On a fait « Lahaye d'honneur » de Jean-Luc Lahaye, « Cinq à la Une » de Guillaume Durand, et même « Farandole » de Patrick Sébastien, sur la Cinq : là, on s'est retrouvés tous les deux dans une cage, avec une sublime nana qui dansait derrière, c'était une idée géniale, ça aussi. Et cette nana, Serge... la connaissait très bien, quoi (rires) ! Je me souviens aussi que Serge et Jacques Dutronc, qui était invité aussi, se sont soulés ce jour-là, ils ont bien siroté... Je les revois aller aux toilettes, l'un suivant directement l'autre pour aller pisser (rires) ! J'étais habillé par Ton Sur Ton, et ces tenues se sont vendues à toute vitesse, à l'époque ! Serge m'avait demandé ce que je voulais comme tenue pour danser, et je lui avais dit que j'avais besoin de porter quelque chose dans lequel je sois à l'aise, et c'est comme ça qu'on avait choisi ces vêtements.

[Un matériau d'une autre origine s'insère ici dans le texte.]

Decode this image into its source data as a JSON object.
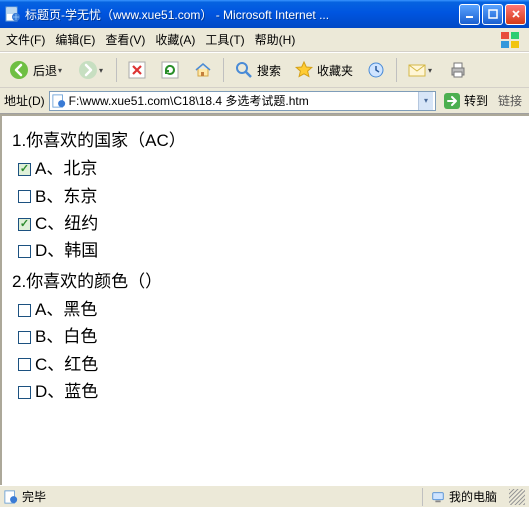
{
  "window": {
    "title": "标题页-学无忧（www.xue51.com） - Microsoft Internet ..."
  },
  "menu": {
    "file": "文件(F)",
    "edit": "编辑(E)",
    "view": "查看(V)",
    "favorites": "收藏(A)",
    "tools": "工具(T)",
    "help": "帮助(H)"
  },
  "toolbar": {
    "back": "后退",
    "search": "搜索",
    "favorites": "收藏夹"
  },
  "addressbar": {
    "label": "地址(D)",
    "value": "F:\\www.xue51.com\\C18\\18.4  多选考试题.htm",
    "go": "转到",
    "links": "链接"
  },
  "questions": [
    {
      "number": "1.",
      "text": "你喜欢的国家（AC）",
      "options": [
        {
          "label": "A、北京",
          "checked": true
        },
        {
          "label": "B、东京",
          "checked": false
        },
        {
          "label": "C、纽约",
          "checked": true
        },
        {
          "label": "D、韩国",
          "checked": false
        }
      ]
    },
    {
      "number": "2.",
      "text": "你喜欢的颜色（）",
      "options": [
        {
          "label": "A、黑色",
          "checked": false
        },
        {
          "label": "B、白色",
          "checked": false
        },
        {
          "label": "C、红色",
          "checked": false
        },
        {
          "label": "D、蓝色",
          "checked": false
        }
      ]
    }
  ],
  "status": {
    "done": "完毕",
    "zone": "我的电脑"
  }
}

Répétiez-vous, toi et Gainsbourg, pour ces télés ?
Un petit peu, mais uniquement dans les coulisses. Je pense que pour ça, Serge m'avait fait entièrement confiance via Philippe Lerichomme. Quand on se retrouvait dans notre loge (Serge a toujours partagé sa loge avec moi !), je lui montrais ce que je voulais faire comme mouvements, comme gestes, et il me disait : « Ouais, c'est ça ! » ou « Non, fais plutôt ça ! » Sur scène, je partais en délire, je faisais ce que je voulais, mais c'était toujours à peu près ce que je lui avais montré. Au début, j'étais très intimidé, évidemment, je me retenais, et Serge m'engueulait, après. Il me disait : « Billy, tu m'a pas assez attrapé, là ! Il faut que tu me bouscules davantage ! » (rires) Moi, j'ai repensé à tout ça, et un soir, j'y suis allé à fond, et j'étais tellement dans la violence de mes mouvements que je l'ai carrément touché à la main. De retour dans les loges, Serge m'a dit : « Oh, putain, t'y as été fort ! J'crois qu'tu m'as cassé le p'tit doigt ! » Et c'est bel et bien ce qui était arrivé (rires) ! Heureusement, Serge ne m'en a jamais voulu.

Quelles impressions gardes-tu de Gainsbourg, plus de vingt ans après ?
Je n'ai que des bons souvenirs de Serge. C'était quelqu'un de très généreux, très chaleureux. Comme j'étais un gamin, il m'a pris sous son aile, en quelque sorte. Je pense même qu'il a vraiment essayé de me protéger comme un fils.

Y a t-il eu aussi des moments difficiles, avec lui ?
Oui. Dans notre loge, avant des télés, Serge a pleuré dans mes bras deux ou trois fois, et je l'ai réconforté. Je pense qu'il était malheureux, mais par respect pour lui, je garderai pour moi ce qu'il m'a dit.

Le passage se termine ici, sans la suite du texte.